Fig. 2 Endosonographic image of the esophageal tumor showing a hypoechoic nodule in the submucosal layer.
Fig. 3 Another small epithelial tumor seen adjacent to the first lesion after 14 months’ follow-up.
Fig. 4 Macroscopic view of residual tumor remaining at the resection margin after EMR-c.
Fig. 5 Photomicrograph of EMR-c specimen showing malignant cells infiltrating the submucosal layer with glandular formation (H&E, original magnification × 100).
Fig. 6 Photomicrograph of esophagectomy specimen showing squamous cell carcinoma with cancer cells confined to the epithelium (H&E, original magnification × 400).
SETs of the esophagus are typically considered to be benign tumors . In addition, histological diagnosis of esophageal SETs by biopsy is difficult.
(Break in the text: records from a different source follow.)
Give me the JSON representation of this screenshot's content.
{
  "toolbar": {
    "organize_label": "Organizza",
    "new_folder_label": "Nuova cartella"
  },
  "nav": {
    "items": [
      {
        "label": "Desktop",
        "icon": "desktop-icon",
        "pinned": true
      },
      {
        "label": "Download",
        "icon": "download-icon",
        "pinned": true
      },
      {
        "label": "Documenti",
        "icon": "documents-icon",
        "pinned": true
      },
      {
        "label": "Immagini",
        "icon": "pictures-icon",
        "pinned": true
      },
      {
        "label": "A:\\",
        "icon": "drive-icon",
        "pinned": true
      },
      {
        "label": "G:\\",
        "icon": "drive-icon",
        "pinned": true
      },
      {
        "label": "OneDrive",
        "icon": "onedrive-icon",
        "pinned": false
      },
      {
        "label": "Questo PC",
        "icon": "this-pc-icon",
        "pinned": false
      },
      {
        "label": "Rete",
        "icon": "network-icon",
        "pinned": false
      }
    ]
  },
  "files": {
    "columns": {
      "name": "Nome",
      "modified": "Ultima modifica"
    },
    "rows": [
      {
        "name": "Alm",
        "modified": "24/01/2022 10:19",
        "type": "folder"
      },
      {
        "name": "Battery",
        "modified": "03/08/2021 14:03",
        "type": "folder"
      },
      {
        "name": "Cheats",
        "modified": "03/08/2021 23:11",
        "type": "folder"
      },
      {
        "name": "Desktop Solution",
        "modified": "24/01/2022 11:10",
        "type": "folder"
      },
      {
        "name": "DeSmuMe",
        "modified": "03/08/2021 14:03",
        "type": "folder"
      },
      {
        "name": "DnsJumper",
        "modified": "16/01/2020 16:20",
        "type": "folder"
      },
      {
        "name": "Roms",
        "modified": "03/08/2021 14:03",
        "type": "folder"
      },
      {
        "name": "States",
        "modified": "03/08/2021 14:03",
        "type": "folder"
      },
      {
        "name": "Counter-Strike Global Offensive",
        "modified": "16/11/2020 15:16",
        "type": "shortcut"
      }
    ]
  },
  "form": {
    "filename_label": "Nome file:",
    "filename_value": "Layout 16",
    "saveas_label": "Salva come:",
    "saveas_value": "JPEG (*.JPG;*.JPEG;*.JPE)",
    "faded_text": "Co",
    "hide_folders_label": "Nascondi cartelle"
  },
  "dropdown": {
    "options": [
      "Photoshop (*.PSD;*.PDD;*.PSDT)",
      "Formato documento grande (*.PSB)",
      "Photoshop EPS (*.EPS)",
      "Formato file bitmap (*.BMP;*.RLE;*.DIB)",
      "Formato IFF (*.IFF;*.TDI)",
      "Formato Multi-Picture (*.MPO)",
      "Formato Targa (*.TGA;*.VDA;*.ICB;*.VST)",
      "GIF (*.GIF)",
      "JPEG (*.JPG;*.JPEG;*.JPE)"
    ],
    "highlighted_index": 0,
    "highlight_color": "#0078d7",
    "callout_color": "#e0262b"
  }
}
Therefore, SETs of the esophagus are frequently neglected unless symptoms occur . EMR-c, initially designed for resecting mucosal lesions, could be used for removing SETs of the gastrointestinal tract   . Tissue specimens gathered by the EMR-c method are generally large enough for immunohistochemical diagnosis. The method is convenient and safe for the resection of the SETs within the submucosal layer. On the basis of our experience, an esophageal SET can be an atypical presentation of SCC that should not be overlooked. Early endoscopic resection to get tissue proof is pivotal to avoid missing diagnosis.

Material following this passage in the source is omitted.